Thank you all for your comments.

I am going to stick with the 4 way toolpost as it seems to be the most rigid option as I can have minimum overhang.

I am not bothered with the extra time it takes to get the tool height right and will have some sets of feeler gauges for shims.


----------



## royesses (May 15, 2019)

Dabbler I understand that. But being a newby I tried 1/4" tools that were available at the time. They were carbide inserts and needed 1/8" shims to come to center.. I also tried some hand made HSS 5/16 that were ground a little shy of center and used feeler gauge shims for those. Remember this is on a mini lathe . I don't think any 2 mini lathes would have the same center height out of the factory. Now that I use mostly Warner hss insert tools with the QTCP I no longer need to shim. I realize that you as a pro know much much more than I ever will and would take your advice without question.
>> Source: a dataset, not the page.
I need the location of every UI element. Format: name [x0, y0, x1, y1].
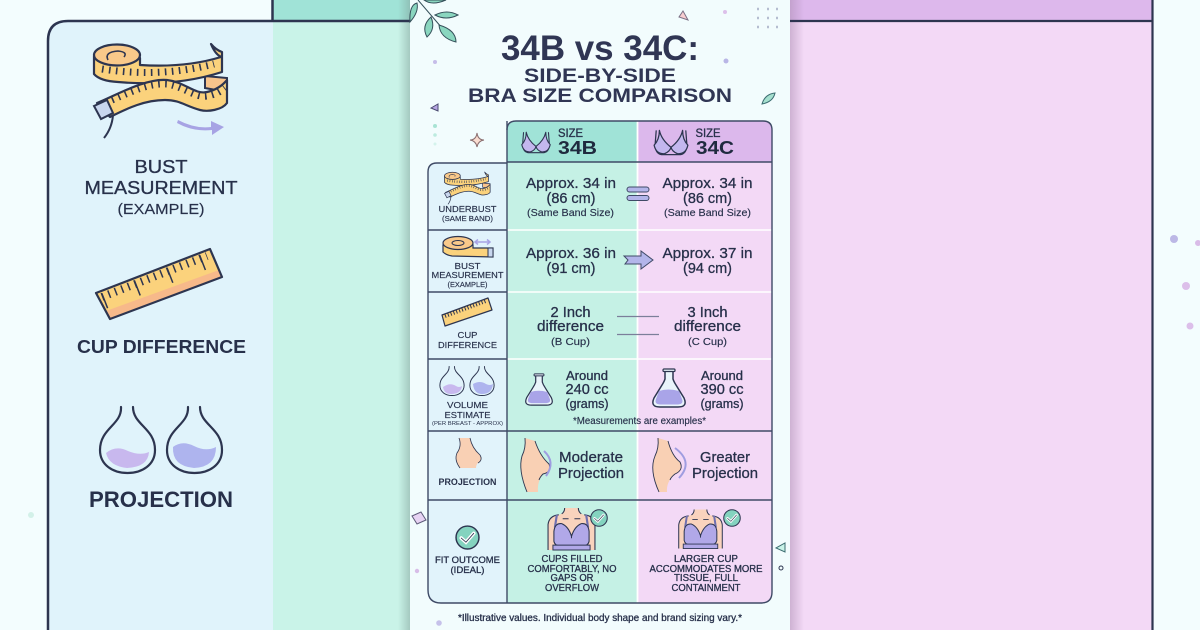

 I appreciate the members here who are pro's or advanced hobbyist's who are so willing to help out those of us who are just hobbyists learning a new craft for personal enjoyment. Not many machinists are willing to help or even have the time to. I have learned a lot from this forum. I usually give likes when I learn something but don't always give feedback on how your tips and tricks have helped me with a project. I just want to thank you all for the great help and attitudes that make it  so much fun to be on the forum.

Roy


----------



## Dabbler (May 15, 2019)

All good.  I just thought you didn't know about making the toolholders fit.  Apparently it seems rare to do so.


----------



## mmcmdl (May 15, 2019)

What do they use in machine shops ?  The Aloris wedges  are expensive but possibly for a good reason . If you plan on using the machine for a long period of time , the cost should be of no issue , plus it has a high resale value if you ever have the need to resell it .


----------



## Dabbler (May 15, 2019)

Most shops here use multifix, but they are not my fave.  When they get worn (because no one cleans out the chips) they are very unreliable.  New ones, and well kept ones are as good as an aloris.  the aloris wedge is one of the better toolposts, but I still find a lot of sue for my other ones as well...


----------



## T Bredehoft (May 15, 2019)

When I began my apprenticeship back in the dark ages before overhead belt drive....  The shop I apprenticed in had four lathes, one had a four way, the other three had lantern posts. I learned on the lantern posts because the journeymen hogged the 4 way. 
Eventually I built my 4 way. and kept it in the top of my tool box.  I had spacers to put under it for all three lathes.  40 years ago I moved and went to a different shop, There we had a mix of 4 ways and Aloris types. But there few  Aloris tool holders, we still had to set the tool height because everyone kept their tooling in their boxes.  Management wouldn't buy enough holders for every use. 

Now, as a hobbyist I can make all the holders I want.


----------



## Ulma Doctor (May 16, 2019)

i can imagine life without a QCTP on any of my lathes.
i learned with a lantern toolpost long ago, but knew there had to be a better way
4 ways always proved a PITA to me, i tried a couple, then rapidly sold them to get QCTP's
i won't use anything else now


----------